In a short film created exclusively for the Festival, the artists talk about what art is for each of them, different feedback they’ve each received, women’s progress and the Tribeca Festival itself.
The Artist Awards Program is a signature cultural event that marks the intersection between creative fields and celebrates New York City’s continued spirit of cultural innovation. Supporting artistic creativity and vision across mediums goes back to the inception of the Tribeca Festival and aligns with the same tradition started by Gabrielle Chanel—one that the brand has upheld for over a century.
VIDEO CREDIT: Courtesy of Tribeca
About the Tribeca Festival:
The Tribeca Festival, presented by OKX, brings artists and diverse audiences together to celebrate storytelling in all its forms, including film, TV, music, audio storytelling, games, and XR. With strong roots in independent film, Tribeca is synonymous with creative expression and entertainment. Tribeca champions emerging and established voices, discovers award-winning talent, curates innovative experiences, and introduces new ideas through exclusive premieres, exhibitions, conversations, and live performances.
The Festival was founded by Robert De Niro, Jane Rosenthal, and Craig Hatkoff in 2001 to spur the economic and cultural revitalization of lower Manhattan following the attacks on the World Trade Center. The annual Tribeca Festival will celebrate its 22nd year from June 7–18, 2023 in New York City.

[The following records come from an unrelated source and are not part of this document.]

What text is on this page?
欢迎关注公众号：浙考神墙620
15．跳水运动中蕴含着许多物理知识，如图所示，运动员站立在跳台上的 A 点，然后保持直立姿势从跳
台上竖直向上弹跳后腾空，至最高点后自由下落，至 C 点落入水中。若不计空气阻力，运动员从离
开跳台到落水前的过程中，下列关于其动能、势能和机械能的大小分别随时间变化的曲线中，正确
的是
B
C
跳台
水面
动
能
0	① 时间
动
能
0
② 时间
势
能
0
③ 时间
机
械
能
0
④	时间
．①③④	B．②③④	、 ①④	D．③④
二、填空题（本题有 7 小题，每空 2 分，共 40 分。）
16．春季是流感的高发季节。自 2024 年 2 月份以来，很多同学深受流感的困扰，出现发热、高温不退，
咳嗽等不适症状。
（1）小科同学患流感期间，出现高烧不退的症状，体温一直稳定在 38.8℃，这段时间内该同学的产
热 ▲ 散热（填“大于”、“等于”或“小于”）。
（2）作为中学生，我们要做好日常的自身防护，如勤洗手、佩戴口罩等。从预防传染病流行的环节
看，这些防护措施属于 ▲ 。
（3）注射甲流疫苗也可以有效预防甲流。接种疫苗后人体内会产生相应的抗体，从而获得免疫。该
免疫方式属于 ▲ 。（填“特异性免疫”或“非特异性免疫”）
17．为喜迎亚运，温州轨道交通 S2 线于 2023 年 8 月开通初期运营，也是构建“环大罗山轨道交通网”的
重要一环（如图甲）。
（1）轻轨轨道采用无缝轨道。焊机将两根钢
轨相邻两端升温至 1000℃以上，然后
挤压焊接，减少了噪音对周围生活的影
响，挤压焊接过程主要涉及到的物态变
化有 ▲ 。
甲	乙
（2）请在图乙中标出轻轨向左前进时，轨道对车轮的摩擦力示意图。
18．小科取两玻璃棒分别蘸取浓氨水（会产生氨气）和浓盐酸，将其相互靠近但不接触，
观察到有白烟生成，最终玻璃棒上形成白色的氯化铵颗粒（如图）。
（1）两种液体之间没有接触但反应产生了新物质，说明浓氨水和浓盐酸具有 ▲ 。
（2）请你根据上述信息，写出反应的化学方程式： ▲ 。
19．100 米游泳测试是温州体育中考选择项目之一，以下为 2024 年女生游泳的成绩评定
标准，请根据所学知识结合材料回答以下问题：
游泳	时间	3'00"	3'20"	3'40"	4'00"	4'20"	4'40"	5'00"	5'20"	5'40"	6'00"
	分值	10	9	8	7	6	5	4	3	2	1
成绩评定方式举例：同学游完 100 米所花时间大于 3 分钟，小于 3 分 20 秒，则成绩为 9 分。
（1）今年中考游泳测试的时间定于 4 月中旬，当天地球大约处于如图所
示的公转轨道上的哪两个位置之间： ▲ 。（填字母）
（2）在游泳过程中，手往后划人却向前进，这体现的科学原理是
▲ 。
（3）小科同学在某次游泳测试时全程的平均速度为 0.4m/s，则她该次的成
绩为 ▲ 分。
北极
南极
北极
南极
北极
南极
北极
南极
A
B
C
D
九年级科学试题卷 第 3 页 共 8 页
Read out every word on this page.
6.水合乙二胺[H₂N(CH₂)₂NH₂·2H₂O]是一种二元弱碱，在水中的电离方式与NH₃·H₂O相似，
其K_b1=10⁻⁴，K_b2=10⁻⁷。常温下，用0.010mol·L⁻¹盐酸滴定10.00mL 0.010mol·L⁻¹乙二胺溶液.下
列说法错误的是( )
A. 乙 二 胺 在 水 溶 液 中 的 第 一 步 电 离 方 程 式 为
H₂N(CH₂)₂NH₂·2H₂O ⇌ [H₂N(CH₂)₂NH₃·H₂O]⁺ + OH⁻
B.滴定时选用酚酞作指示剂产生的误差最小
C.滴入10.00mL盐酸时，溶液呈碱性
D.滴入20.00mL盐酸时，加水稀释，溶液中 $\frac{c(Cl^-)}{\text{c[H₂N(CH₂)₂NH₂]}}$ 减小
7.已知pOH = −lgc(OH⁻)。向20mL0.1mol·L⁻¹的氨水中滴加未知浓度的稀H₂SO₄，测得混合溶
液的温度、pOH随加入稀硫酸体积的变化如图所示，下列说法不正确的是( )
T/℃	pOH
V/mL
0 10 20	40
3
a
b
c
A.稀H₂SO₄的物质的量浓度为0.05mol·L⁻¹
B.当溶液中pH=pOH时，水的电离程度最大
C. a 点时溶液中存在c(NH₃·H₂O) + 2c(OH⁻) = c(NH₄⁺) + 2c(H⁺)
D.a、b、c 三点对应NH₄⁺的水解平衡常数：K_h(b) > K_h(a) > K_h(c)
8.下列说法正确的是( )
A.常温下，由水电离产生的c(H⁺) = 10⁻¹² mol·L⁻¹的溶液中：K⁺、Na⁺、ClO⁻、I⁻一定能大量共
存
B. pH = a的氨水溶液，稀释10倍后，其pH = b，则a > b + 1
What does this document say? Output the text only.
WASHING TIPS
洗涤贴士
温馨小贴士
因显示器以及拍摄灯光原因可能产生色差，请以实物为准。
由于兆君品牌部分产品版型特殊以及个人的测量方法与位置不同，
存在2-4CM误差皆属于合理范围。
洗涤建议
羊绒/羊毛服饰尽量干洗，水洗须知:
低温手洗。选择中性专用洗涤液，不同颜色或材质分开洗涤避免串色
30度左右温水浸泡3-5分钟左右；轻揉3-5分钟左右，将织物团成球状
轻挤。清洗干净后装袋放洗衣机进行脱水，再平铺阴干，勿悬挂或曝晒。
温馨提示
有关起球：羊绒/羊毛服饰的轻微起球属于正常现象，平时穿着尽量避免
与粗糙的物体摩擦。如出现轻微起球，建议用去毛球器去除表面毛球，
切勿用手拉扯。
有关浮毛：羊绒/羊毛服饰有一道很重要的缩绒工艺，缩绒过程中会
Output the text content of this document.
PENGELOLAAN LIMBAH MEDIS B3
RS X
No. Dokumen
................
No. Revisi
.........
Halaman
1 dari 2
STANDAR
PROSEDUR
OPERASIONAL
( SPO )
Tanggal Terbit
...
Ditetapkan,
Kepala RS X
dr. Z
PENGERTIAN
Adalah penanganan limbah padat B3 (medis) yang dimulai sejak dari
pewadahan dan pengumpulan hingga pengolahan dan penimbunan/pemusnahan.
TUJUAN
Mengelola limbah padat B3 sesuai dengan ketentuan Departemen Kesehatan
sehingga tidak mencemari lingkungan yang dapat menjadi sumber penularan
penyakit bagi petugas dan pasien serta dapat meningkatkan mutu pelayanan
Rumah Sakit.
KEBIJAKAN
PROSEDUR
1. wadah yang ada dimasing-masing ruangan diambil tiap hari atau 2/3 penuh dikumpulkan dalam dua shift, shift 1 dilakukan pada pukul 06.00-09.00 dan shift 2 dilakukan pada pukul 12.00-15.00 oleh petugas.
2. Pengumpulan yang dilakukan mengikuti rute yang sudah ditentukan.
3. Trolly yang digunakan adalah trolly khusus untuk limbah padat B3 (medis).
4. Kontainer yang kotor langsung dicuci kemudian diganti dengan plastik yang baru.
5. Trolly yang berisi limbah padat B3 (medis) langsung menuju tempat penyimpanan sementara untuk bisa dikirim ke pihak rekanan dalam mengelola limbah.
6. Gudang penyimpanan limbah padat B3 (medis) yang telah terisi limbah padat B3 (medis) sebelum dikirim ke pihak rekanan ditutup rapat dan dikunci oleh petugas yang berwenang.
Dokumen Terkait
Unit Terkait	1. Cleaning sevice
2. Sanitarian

In 2019, James Murdoch’s Lupa Systems bought a majority stake in Tribeca Enterprises, bringing together Rosenthal, De Niro, and Murdoch to grow the enterprise.
About CHANEL:
Chanel is a private company and a world leader in creating, developing, manufacturing and distributing luxury products. Founded by Gabrielle Chanel at the beginning of the last century, Chanel offers a broad range of high-end creations, including Ready-to-Wear, Leather Goods, Fashion Accessories, Eyewear, Fragrances, Makeup, Skincare, Jewelry and Watches. Chanel is also renowned for its Haute Couture collections, presented twice yearly in Paris, and for having acquired a large number of specialized suppliers, collectively known as the Métiers d’Art. Chanel is dedicated to ultimate luxury and to the highest level of craftsmanship. It is a brand whose core values remain historically grounded on exceptional creation. As such, Chanel promotes culture, art, creativity and “savoir-faire” throughout the world, and invests significantly in people, R&D, sustainable development and innovation. At the end of 2022, Chanel employed more than 32,000 people worldwide.